Worsening mental ill health behind rising welfare bill, report says

New economic research suggests that the increasing level of mental illness is causing the UK’s welfare bill to balloon.

According to one, those who claim to be more than half of the ages of 16 to 64 claim the benefits of disability because pandemic disease is for mental health or claims. Report of the Institute for Financial Studies (Ifs)

Chancellor Raheel Ravis is working Welfare budget decreases Prior to its spring statement, as the Labor Government reduces the B -65bn bill for precision benefits. Sees

Prime Minister Sir Career is trying to hold a rally to his MPs to support the move at a downside -down briefing on Monday night, and then on Wednesday morning.

In the UK, 1.3 million people now claim to have the benefits of disability for mental health or behavior conditions – 44 % of all contenders, IFS found.

Since the height, the rise has been accelerating.

Sir Kerr has described the current benefits as “unstable, unforgivable and unfair”, which has discouraged people from working by developing a “skering bill”.

The expected deduction may fall on personal free payments (PIP), which helps those who have long -term physical or mental health conditions with extra life costs, and helps to work in incompetence and universal credit (UC) for unable to work.

Labor MPs representing the so -called Red Wall are supportive of plans to reduce the number of people claiming benefits, including a member of the Basetla, who told the BBC Radio 4’s program today that “people’s lives have a moral duty to change their lives”.

“This is a generation thing – if the families are out of work, they raise their lives in the system of benefits,” he said.

“People are slipping at the lower levels as well, maybe the black market, but their aspirations are so low and the communities do not change.”

White argued that by changing the welfare system, to deal with this problem, “is absolutely critical”, because “to remove people from poverty … they need to stay in work”.

But the significant number of labor colleagues is unhappy. Nottingham East MP Nadia Vitom told the BBC that her party was “making it badly wrong” and suggested “taxing the extremely wealthy” as an alternative.

He said, “We cannot go back to the story of Scivers vs. Secures”, adding, “We should not keep this burden on people with disabilities who have already endured 14 years of simplicity and we can make different political choices.”

Asked if she would rebel against the issue, the Whatsom said: “I was on these benefits – when I was teenage to take care of me, my mother had to stop the work.

“I represent people with disabilities, we all do, and we all hear their stories every day and how frightened they are, and how these payments make a difference in their lives.

“I can’t see my ingredients in the eye, I can’t see my mother in the eye, and can’t support it.”

Many Labor MPs who talk to the BBC have said that they have agreed that many people can work on the benefits of disability at this time and they can work.

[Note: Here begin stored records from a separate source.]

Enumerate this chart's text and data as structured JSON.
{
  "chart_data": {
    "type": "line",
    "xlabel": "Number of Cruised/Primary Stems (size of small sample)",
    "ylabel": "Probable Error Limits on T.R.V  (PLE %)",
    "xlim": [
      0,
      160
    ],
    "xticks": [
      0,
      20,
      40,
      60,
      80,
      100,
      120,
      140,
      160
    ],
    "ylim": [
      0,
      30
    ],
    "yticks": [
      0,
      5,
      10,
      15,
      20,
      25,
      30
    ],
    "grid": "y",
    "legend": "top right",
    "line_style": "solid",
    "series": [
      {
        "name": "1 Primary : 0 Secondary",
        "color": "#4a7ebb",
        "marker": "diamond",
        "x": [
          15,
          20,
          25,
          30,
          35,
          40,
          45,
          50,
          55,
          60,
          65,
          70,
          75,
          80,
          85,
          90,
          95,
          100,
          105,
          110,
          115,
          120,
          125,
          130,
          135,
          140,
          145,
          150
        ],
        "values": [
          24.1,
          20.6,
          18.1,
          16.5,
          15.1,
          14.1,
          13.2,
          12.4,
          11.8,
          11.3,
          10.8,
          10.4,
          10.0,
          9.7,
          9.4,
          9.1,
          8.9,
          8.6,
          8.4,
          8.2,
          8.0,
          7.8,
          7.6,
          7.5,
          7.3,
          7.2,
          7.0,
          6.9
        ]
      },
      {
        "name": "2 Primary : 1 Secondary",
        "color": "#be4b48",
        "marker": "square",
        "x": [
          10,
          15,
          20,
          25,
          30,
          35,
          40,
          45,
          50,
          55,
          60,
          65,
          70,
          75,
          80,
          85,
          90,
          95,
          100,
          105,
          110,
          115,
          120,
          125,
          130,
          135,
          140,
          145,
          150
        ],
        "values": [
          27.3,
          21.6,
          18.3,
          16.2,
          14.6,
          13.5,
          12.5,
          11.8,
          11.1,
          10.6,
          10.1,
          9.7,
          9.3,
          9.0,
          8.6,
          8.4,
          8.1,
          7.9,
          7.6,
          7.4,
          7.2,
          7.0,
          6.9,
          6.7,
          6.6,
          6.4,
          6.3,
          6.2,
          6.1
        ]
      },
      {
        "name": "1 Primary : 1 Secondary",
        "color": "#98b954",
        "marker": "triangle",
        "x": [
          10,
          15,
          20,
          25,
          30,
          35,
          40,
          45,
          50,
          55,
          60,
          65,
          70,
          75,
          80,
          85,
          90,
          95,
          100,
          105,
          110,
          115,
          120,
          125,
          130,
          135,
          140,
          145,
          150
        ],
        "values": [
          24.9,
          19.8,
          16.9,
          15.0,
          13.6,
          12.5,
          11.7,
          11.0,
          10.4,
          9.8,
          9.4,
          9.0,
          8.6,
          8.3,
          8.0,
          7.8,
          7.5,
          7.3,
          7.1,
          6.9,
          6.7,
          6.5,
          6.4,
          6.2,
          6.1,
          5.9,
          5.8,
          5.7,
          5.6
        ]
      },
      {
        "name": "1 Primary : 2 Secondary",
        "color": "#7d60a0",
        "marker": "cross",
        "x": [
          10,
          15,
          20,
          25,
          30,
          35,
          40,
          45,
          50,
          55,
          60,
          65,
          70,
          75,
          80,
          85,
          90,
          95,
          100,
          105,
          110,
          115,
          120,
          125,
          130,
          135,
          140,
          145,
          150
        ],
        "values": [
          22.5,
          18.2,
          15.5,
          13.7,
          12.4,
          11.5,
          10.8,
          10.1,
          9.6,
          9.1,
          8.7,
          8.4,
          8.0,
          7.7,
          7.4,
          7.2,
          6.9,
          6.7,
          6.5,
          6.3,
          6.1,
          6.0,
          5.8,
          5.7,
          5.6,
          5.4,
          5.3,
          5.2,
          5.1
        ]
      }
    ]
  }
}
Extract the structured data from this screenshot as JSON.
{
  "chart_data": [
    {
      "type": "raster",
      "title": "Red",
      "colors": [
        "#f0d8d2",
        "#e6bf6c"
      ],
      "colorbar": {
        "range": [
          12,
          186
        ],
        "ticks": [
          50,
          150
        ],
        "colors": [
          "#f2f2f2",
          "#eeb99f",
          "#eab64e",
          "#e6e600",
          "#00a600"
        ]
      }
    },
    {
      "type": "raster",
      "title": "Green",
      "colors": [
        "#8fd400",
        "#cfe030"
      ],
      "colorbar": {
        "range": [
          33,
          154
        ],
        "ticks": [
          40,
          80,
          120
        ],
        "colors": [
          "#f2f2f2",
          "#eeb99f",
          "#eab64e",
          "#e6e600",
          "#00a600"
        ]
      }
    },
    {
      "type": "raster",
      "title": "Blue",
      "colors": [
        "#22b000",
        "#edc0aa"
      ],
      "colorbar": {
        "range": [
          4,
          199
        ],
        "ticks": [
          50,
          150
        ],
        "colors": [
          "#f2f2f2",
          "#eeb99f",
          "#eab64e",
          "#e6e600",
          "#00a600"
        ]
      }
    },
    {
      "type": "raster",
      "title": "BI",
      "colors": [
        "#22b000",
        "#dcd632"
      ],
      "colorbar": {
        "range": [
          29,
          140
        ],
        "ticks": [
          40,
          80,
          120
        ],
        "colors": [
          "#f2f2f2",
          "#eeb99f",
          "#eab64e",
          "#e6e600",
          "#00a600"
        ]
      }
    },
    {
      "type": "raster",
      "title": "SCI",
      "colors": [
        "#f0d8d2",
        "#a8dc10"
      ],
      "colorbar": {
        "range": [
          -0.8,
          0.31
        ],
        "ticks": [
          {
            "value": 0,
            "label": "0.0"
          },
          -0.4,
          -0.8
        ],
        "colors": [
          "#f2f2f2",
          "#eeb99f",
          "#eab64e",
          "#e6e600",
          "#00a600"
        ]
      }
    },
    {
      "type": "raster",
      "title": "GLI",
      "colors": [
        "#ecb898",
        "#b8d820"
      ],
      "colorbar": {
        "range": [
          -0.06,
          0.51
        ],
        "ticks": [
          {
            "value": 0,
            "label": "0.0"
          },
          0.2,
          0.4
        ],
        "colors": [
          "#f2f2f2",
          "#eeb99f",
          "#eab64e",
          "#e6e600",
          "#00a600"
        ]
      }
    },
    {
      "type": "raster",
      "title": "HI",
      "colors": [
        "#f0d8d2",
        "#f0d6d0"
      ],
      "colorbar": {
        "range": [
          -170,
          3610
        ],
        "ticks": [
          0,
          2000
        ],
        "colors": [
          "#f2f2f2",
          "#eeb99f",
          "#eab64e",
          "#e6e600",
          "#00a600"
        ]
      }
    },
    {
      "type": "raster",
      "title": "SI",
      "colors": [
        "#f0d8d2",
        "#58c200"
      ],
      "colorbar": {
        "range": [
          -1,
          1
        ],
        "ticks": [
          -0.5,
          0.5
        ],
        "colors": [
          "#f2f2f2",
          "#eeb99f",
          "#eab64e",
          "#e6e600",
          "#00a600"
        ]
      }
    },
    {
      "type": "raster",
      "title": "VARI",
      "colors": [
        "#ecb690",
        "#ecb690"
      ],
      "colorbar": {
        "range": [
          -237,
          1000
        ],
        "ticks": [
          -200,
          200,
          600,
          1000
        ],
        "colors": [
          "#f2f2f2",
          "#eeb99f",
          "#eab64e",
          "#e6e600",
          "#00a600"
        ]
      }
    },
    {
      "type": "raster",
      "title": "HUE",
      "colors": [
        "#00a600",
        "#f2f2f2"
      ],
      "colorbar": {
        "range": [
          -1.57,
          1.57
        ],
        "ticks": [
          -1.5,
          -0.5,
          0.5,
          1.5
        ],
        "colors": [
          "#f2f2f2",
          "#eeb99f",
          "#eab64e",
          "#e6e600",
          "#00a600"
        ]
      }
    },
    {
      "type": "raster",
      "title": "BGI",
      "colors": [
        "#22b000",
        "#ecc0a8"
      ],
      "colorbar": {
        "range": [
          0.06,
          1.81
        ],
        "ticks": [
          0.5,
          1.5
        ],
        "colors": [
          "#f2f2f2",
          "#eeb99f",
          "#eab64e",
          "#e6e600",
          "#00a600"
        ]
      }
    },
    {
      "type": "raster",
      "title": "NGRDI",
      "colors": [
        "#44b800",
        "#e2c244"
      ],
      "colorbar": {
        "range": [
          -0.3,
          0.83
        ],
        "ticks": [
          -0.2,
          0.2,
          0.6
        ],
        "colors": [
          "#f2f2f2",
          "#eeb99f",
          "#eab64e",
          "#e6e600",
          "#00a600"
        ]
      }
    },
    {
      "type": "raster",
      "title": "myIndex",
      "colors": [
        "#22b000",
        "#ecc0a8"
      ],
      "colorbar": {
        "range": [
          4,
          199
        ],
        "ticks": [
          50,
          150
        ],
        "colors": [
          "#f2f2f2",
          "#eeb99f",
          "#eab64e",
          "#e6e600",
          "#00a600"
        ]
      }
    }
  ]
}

But they feared that the government’s rumors, such as freezing personal freedom payments, would punish all persons related to the benefits of disability, including severe disabled people who could never work.

One Member of Parliament told the BBC that it would be “unforgivable”.

Another said that access to disability payments was more difficult to “be about the labor party”.

“This is our very DNA that a laborer was created to remove people from difficult situations,” he said.

Another said, “The government needs to stop talking about everyone who is on the benefits of disability as they are all the same because they are not.”

The IFS predicted that the welfare bill would increase to $ 100 billion ahead of the next general election.

Looking for the reasons behind this rise, which has “fast” since the outbreak, researchers said that the UK is an outlet compared to other countries, none of them have seen the increase in the pandemic disease after posting health -related claims.

Researchers have a particularly rapid growth in claims of learning disability and autism spectrum claims for new disability.

There is also evidence of increasing levels of severe mental health problems.

There is a sharp rate of death in people working due to “frustration deaths” – either by suicide, alcohol or drug abuse – and if one has mental health disease, such deaths are very likely.

“Reducing welfare for people with disabilities will simply” worsen the current challenges, “said Paul Novak, general secretary of the Trade Union Congress (TUC).

He urged the labor not to cut the pip, which he said, which enables many disabled people to reach work rather than relying on the benefits, but they supported the “all of a sizing approach” to those who provide proper employment support.

“Trade unions share the government’s ambitions to improve the country’s health and help more people in good quality work,” he said.

“One of the major lessons of the Tory years is that efficiency hurts the nation’s health – we should not make the same mistake again.”